Voilà une découverte qui pourrait avoir un impact clinique de taille. Dans un article paru en décembre dans l’édition en ligne de la revue Annals of Anatomy, des scientifiques expliquent avoir découvert une partie du corps qui n’avait encore jamais été décrite auparavant : une couche profonde de muscle dans le masséter, muscle pair des joues qui soulève la mâchoire inférieure et est essentiel à la mastication.

De nos jours, les manuels d’anatomie moderne décrivent le muscle masséter comme composé de deux couches, une profonde et une superficielle. « Toutefois, quelques textes historiques mentionnent également l’existence possible d’une troisième couche, mais ils sont extrêmement incohérents quant à sa position », écrivent les auteurs.

Un article publié en 2000 dédié à l’étude de ce muscule suggérait notamment trois parties différentes : le muscle masséter superficiel (composé de deux couches musculo-aponévrotiques), intermédiaire (composé d’une seule couche) et profond (composé de trois couches). D’après cette étude, chaque muscle aurait une orientation différente par rapport au plan d’occlusion. Qui plus est, une édition de 1995 de l’ouvrage Gray’s Anatomy, classique de l’anatomie humaine rédigé en 1958 par le chirurgien anglais Henry Gray, décrit un muscle masséter composé de trois couches. Cependant, cette information était basée sur des études que l’on a plus tard jugées peu concluantes, si ce n’est contradictoires. Quoi qu’il en soit, ces données ont inspiré les chercheurs à fouiller plus loin.

Comme découvrir une nouvelle espèce de vertébré

Pour vérifier si ce fameux muscle proéminent de la mâchoire pouvait en effet avoir une couche cachée et très profonde, ils ont disséqué 12 têtes de cadavres humains qui avaient été conservés dans du formaldéhyde. Ils ont aussi réalisé des tomodensitométries de 16 cadavres « frais » et examiné l’IRM d’un sujet vivant. Ils ont ainsi pu identifier une troisième couche « anatomiquement distincte » du muscle masséter. Cette couche très profonde s’étend du processus zygomatique — une saillie osseuse intégrée aux « os de la joue » et que l’on peut sentir juste devant l’oreille — au processus coronoïde, une saillie triangulaire sur la mâchoire inférieure.

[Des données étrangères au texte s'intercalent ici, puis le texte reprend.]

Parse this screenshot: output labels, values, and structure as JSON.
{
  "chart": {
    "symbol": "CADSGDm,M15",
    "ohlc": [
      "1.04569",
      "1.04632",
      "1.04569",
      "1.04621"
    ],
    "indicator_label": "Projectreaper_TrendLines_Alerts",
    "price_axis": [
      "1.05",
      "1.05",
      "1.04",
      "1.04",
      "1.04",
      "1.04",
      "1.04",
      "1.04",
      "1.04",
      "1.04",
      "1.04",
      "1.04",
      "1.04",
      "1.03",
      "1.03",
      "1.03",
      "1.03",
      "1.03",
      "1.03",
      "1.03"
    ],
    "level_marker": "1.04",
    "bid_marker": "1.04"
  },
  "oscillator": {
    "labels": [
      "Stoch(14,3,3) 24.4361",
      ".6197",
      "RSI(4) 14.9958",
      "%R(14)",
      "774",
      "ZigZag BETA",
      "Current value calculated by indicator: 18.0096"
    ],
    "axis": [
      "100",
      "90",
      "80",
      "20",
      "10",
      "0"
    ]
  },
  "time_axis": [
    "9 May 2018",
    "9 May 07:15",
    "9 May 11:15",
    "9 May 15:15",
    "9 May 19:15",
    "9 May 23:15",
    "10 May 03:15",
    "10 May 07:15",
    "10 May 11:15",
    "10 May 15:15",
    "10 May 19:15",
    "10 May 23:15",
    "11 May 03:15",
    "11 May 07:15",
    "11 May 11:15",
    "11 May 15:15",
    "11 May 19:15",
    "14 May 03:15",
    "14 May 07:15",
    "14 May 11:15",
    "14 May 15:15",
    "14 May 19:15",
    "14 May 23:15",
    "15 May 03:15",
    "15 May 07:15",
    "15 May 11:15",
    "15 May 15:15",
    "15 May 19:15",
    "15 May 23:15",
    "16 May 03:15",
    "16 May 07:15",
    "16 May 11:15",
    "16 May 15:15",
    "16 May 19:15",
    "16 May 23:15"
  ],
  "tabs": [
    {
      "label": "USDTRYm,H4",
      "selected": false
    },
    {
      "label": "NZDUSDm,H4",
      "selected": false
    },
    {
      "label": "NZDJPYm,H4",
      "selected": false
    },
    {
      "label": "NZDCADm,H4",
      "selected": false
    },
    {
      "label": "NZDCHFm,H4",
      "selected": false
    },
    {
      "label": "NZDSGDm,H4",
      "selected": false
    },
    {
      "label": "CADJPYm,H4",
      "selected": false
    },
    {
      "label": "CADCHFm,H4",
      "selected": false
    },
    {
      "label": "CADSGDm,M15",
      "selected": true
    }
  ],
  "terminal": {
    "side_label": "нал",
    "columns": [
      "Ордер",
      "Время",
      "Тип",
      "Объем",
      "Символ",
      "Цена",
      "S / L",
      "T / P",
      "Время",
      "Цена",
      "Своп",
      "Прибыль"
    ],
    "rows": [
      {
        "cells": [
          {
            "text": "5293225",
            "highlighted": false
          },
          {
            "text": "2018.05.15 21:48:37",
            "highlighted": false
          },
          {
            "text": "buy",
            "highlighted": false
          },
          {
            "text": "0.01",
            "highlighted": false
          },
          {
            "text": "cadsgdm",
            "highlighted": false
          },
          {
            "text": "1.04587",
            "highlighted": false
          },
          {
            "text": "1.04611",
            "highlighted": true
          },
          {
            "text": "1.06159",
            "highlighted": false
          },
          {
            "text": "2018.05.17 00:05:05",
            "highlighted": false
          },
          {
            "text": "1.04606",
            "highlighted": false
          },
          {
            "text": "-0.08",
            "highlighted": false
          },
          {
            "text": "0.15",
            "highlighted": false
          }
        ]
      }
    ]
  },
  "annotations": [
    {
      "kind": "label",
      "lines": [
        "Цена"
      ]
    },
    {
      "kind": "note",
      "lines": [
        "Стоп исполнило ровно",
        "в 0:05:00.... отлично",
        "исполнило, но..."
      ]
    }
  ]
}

« Cette section profonde du muscle masséter se distingue clairement des deux autres couches en termes de parcours et de fonction », explique la première autrice, Szilvia Mezey, maîtresse de conférences au département de biomédecine de l’université de Bâle, en Suisse, dans un communiqué. Selon la disposition des fibres musculaires, la couche musculaire contribue probablement à stabiliser la mâchoire inférieure en « élevant et en rétractant » le processus coronoïde. La nouvelle couche musculaire est la seule partie du masséter pouvant tirer l’os de la mâchoire vers l’arrière, explique Szilvia Mezey.

« Bien qu’il soit généralement admis que la recherche anatomique des 100 dernières années n’a rien laissé au hasard, notre découverte est un peu comme si les zoologistes découvraient une nouvelle espèce de vertébré », se félicite l’auteur principal, le Dr Jens Christoph Türp, professeur et clinicien au Centre universitaire de médecine dentaire de Bâle.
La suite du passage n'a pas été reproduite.